For sale: Two wheels, cheap
We’re sailboat shopping. Replacing one beloved family boat with another is a big change, so we’ve spent a lot of time pondering the ideal design.
Our wishlist asks that it be:
1. Large enough to stand up in, yet manageable by two.
2. Fast enough to compete, but welcoming to circumspect newcomers or for entertaining.
3. Safe in nasty weather, but light enough to not need the Wisconsin Badgers offensive line to grind in a blow.
Our overarching criteria? A tiller. Yep, we’re the folks the designers and builders have forgotten. It’s almost impossible to find a boat that does what we need and that is not steered by a wheel or even two.
Despite wheels having won this battle in a landslide, the tiller vs. wheel online conversation rages. I came across some opinions on both sides of the issue including the following:
Tillers are only practical up to about 30 feet LOA
Note that just 20 years ago, many boats longer than 40 feet could be ordered with a tiller. Today, that’s no longer an option. For good measure, there is now a new 31-footer with twin wheels. (I’m wondering if it comes with a pair of sneakers for the tack sprint.)
Sidestepping the novelty, the design challenge is to size the proper lever to move a load. Just as it seems unimaginable that a 31-foot boat would need a wheel (much less two), a heavy 100-footer would require that same offensive line to shove its giant tiller to the rail to have a chance at tacking in a blow.
The main benefit of a wheel is power: It can be geared down to make more of one person’s strength. So there is a size/weight threshold when a wheel becomes the logical choice, but it is higher than we’re seeing from builders. Notably, Open 60s and some TP 52s have tillers.
Wheels add risk and cost.
To be fair, I’ve sailed tens of thousands of miles on wheel-steered boats and never had one fail (knocking on wood). Risk is managed by proper engineering and good maintenance. Enough wheels have been installed that most manufacturing kinks are likely gone, but cables and pulleys wear out, so, logically, one wheel will cost more to maintain than a tiller, and two wheels will cost, well, as much as two times more again.

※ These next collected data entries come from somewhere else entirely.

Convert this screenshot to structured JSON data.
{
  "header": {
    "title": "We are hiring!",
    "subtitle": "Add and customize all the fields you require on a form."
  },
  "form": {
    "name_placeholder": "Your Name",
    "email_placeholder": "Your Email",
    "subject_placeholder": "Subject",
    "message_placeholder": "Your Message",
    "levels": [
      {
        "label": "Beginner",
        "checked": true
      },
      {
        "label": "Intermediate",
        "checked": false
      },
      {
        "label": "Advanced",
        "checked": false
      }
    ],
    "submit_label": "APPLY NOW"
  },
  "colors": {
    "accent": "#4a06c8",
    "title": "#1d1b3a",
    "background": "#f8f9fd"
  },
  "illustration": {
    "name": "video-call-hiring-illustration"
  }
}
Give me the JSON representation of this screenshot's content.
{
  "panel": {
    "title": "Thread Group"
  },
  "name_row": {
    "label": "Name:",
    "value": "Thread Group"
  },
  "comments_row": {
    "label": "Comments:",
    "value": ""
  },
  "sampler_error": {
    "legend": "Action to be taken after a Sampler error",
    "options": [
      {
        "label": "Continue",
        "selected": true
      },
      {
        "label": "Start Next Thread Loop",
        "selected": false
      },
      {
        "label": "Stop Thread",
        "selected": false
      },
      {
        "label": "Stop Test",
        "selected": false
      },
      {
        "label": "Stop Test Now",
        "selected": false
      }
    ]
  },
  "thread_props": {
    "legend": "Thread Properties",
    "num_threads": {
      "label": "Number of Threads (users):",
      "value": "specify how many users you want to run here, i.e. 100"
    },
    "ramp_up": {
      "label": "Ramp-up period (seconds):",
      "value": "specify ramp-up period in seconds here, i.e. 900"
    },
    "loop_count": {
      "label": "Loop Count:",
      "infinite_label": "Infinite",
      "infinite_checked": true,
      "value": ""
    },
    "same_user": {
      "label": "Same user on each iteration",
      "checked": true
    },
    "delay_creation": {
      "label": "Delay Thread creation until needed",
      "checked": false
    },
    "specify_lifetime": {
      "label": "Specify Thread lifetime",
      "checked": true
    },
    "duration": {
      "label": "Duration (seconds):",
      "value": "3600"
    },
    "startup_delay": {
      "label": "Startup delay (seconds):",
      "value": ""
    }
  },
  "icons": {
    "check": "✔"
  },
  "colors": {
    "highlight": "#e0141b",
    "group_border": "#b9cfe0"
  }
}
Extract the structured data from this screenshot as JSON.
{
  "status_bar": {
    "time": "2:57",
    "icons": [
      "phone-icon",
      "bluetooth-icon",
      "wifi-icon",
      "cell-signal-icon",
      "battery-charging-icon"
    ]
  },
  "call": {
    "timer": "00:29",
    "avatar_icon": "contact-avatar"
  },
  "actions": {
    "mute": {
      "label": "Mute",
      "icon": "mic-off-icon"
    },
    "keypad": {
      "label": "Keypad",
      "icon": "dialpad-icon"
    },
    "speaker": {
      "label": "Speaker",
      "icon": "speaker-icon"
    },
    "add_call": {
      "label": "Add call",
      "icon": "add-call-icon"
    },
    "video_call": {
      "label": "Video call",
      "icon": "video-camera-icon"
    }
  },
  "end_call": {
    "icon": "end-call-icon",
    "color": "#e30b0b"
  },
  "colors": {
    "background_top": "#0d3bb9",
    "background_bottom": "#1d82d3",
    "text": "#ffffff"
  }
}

Tillers exhaust drivers when there is weather helm.
This, friends, is not the fault of the tiller. A gentle tug to weather is a sign that all is right with the world. However, if you must fight to keep the bow down and need the leverage of a wheel to do it, then your boat is telling you that something else is wrong. Perhaps it is time to mash those spiders nesting in your backstay adjuster and power down. Or buck up and reef.
Twin wheels allow the helmsman to sit on the rail.
Have you heard of a tiller extension?
My preference of a tiller over a wheel centers on the human experience, more than on mechanical systems.
While it may seem logical that anyone with a driver’s license might grab a sailboat wheel, the fact is that the best sailors learn to sail before they learn to drive, and the tiller is why they get good. The sensation of flow around the rudder transmitted via tiller, is, for many novices, a eureka moment: “Oh, I get it. I control a wing beneath my feet.” That sets the stage to understand lift, flow, drag, attachment and angle of attack; central to the rest of the experience. In time, a tiller teaches finesse.
A tiller is also a team builder. Instead of walling off the driver from the rest of the crew, a tiller puts the driver’s body and mind in a collaborative role, as opposed to a supervisory one. You can hear the difference: tiller-drivers tend to talk, not shout, since they’re among crewmates. They participate and share in other work. Tiller drivers take the mainsheet in a pinch, or break or grind a winch with a second hand. Finally, the open lane to the tiller lets anyone take the helm in a blink. This is just as useful in a friendship as in an emergency.
That’s why a tiller will be the main feature of our next family boat. I’m afraid it may require a retrofit. Who needs a pair of binnacles? (I’m going to make a rad bike out of the wheels.)